Enterprise Research Campus in Allston with lab buildings, hotel tower, and conference center in winter.
The Enterprise Research Campus in Allston, shown above, includes, from left to right: the East (red) and West Labs (silver) of One Milestone; the residential tower Verra (green); the Atlas Hotel tower (tan); and the Rubenstein Treehouse Conference Center (gray). | PHOTOGRAPH BY Jonathan Shaw/HARVARD MAGAZINE

The green tower and the smaller companion building beside it are state-of-the-art apartments, with 60 percent already leased as of January. And the tall tan building with a bluish glass facade fronting Western Avenue is the Atlas Hotel, which officially opened on January 28, replete with a ground floor restaurant and, come the warmer months, rooftop dining and bar options. The Harvard COOP will open a store in the hotel offering books and clothing. Room rates range from several hundred dollars nightly to more than $2,000 for special suites.

Ama restaurant and hotel lobby at the Atlas with red bar and lounge seating.
Ama at the Atlas, one of the hotel’s restaurants (left), as well as the lobby area, leading to the restaurant at the far end, photographed on opening day (right)| PHOTOGRAPHS BY Jonathan shaw/HARVARD MAGAZINE

Next door is the Harvard-owned and -operated Rubenstein Treehouse Conference Center, a building made of engineered timber and designed by Kajima professor in practice of architecture Jeanne Gang. The conference center, which hosted several large gatherings in December 2025, can accommodate events with as few as 20 and as many as 755 attendees. Phin Coffee House, a Vietnamese coffee shop with an existing location in downtown Boston, will open later this spring on the ground floor, welcoming the public into this low-carbon building. The cement used in its construction was made with ground glass as a pozzolan to reduce its carbon content by as much as 95 percent.

Treehouse conference center lobby with exposed timber beams and central reception desk.
The lobby of the Rubenstein Treehouse Conference Center | PHOTOGRAPH COURTESY OF GANG STUDIO
Branching staircase with tall wooden columns inside Treehouse conference center lobby.
The Rubenstein Treehouse Conference Center’s branching staircase | PHOTOGRAPH COURTESY OF GANG STUDIO

One Milestone—two laboratory and office buildings, named for their street address—is still under construction on a nine-acre campus, as are the retail portions of the ERC, which will include a Little Sprouts daycare center.
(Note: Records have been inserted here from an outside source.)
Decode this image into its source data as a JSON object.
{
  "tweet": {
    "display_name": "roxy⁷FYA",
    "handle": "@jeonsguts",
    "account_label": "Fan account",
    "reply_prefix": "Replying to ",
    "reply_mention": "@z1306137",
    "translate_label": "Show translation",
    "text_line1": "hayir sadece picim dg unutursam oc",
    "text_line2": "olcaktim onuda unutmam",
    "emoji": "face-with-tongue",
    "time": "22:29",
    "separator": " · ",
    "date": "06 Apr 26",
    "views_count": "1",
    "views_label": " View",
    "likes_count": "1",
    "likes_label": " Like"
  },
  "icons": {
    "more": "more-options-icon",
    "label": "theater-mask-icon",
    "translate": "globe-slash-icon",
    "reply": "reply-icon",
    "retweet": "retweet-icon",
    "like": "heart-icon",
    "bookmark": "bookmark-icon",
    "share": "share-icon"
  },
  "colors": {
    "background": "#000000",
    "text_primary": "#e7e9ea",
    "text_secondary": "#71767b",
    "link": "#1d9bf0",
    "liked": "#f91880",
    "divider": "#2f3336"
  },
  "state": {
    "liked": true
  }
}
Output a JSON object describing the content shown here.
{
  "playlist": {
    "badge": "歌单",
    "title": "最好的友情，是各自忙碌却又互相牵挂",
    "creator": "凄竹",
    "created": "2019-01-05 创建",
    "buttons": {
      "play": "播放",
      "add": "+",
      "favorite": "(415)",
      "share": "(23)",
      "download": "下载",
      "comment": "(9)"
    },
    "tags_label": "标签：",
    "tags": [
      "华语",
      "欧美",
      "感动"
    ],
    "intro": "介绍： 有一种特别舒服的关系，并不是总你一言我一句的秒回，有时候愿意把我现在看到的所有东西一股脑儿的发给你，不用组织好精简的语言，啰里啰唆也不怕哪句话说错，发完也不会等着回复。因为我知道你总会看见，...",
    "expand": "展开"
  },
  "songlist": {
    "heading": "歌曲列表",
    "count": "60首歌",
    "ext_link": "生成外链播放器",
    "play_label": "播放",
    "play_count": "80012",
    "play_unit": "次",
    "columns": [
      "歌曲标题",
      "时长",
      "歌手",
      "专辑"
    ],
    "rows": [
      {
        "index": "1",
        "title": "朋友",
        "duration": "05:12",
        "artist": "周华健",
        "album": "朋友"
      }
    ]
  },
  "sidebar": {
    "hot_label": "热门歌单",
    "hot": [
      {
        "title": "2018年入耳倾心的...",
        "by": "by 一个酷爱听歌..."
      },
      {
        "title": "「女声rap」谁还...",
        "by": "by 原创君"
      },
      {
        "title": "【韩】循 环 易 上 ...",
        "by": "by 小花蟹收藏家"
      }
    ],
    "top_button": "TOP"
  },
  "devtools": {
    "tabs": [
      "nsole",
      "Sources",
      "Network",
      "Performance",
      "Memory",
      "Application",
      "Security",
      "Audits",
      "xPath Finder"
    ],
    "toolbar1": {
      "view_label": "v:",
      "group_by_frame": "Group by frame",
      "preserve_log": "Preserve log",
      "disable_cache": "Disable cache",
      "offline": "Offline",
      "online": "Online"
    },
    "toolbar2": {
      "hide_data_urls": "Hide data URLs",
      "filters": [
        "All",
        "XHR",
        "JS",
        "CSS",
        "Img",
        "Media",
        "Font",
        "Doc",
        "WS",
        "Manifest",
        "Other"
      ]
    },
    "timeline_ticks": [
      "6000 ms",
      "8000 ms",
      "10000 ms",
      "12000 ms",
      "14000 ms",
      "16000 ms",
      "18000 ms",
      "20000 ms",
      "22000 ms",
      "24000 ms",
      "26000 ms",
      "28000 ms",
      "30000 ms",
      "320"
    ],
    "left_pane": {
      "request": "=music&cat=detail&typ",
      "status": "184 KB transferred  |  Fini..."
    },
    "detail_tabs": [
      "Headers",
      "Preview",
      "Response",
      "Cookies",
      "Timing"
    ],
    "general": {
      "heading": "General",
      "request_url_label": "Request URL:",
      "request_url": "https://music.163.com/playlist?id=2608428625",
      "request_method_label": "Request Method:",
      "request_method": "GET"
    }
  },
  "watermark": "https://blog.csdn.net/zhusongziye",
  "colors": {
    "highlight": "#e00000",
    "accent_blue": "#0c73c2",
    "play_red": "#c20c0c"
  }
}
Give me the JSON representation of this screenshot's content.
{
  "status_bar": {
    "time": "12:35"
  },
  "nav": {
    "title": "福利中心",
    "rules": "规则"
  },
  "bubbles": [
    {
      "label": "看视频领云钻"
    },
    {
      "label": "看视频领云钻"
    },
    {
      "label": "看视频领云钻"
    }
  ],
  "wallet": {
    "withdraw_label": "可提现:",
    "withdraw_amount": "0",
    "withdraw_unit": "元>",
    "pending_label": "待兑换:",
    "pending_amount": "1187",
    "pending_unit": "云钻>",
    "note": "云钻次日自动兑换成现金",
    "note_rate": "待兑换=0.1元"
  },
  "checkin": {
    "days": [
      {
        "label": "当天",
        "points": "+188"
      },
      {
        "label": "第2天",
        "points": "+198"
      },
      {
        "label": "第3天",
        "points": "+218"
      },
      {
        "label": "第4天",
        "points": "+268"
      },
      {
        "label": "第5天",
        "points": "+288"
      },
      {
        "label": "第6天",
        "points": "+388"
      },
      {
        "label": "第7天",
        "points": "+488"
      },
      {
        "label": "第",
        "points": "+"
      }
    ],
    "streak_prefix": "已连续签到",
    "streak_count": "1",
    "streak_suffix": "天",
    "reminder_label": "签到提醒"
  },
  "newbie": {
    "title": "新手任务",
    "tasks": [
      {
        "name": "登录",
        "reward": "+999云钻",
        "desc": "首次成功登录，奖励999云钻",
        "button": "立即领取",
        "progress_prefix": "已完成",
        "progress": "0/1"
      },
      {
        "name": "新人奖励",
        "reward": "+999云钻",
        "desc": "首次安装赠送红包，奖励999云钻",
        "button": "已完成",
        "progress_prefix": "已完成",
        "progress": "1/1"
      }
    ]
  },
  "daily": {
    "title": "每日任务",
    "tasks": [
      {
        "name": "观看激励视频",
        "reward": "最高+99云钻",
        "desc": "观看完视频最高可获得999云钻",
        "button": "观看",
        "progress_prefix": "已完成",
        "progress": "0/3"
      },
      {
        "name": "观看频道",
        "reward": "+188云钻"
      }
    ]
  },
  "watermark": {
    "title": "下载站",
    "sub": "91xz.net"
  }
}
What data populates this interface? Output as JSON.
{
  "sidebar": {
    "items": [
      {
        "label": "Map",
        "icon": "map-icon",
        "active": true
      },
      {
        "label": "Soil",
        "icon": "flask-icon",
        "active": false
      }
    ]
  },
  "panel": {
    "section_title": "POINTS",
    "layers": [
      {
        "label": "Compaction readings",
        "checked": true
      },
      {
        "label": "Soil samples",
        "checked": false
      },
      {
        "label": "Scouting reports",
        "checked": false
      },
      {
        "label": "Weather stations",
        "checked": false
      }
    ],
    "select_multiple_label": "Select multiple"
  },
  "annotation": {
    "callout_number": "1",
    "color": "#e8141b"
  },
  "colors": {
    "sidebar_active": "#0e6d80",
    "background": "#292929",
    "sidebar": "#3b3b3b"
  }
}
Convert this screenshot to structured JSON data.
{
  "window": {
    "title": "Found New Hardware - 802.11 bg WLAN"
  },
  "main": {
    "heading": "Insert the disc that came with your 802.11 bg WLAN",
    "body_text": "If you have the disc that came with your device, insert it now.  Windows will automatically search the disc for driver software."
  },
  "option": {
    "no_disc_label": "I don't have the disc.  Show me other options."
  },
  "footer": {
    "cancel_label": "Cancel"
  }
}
Still to come are the finishing touches (a sculpture, more plantings) on the two-acre greenway that unites the complex. The linear park will eventually provide pedestrian and bicycle connections east to the Charles River and west to the landscaped swales and groves (see “Green Shoots,” page 59) behind Harvard’s Science and Engineering Complex—and beyond to the residential neighborhoods of Allston.

Next to open on nearby North Harvard Street will be the Goel Center for Creativity and Performance: a new home for the American Repertory Theater, and a significant addition to Allston’s cultural landscape.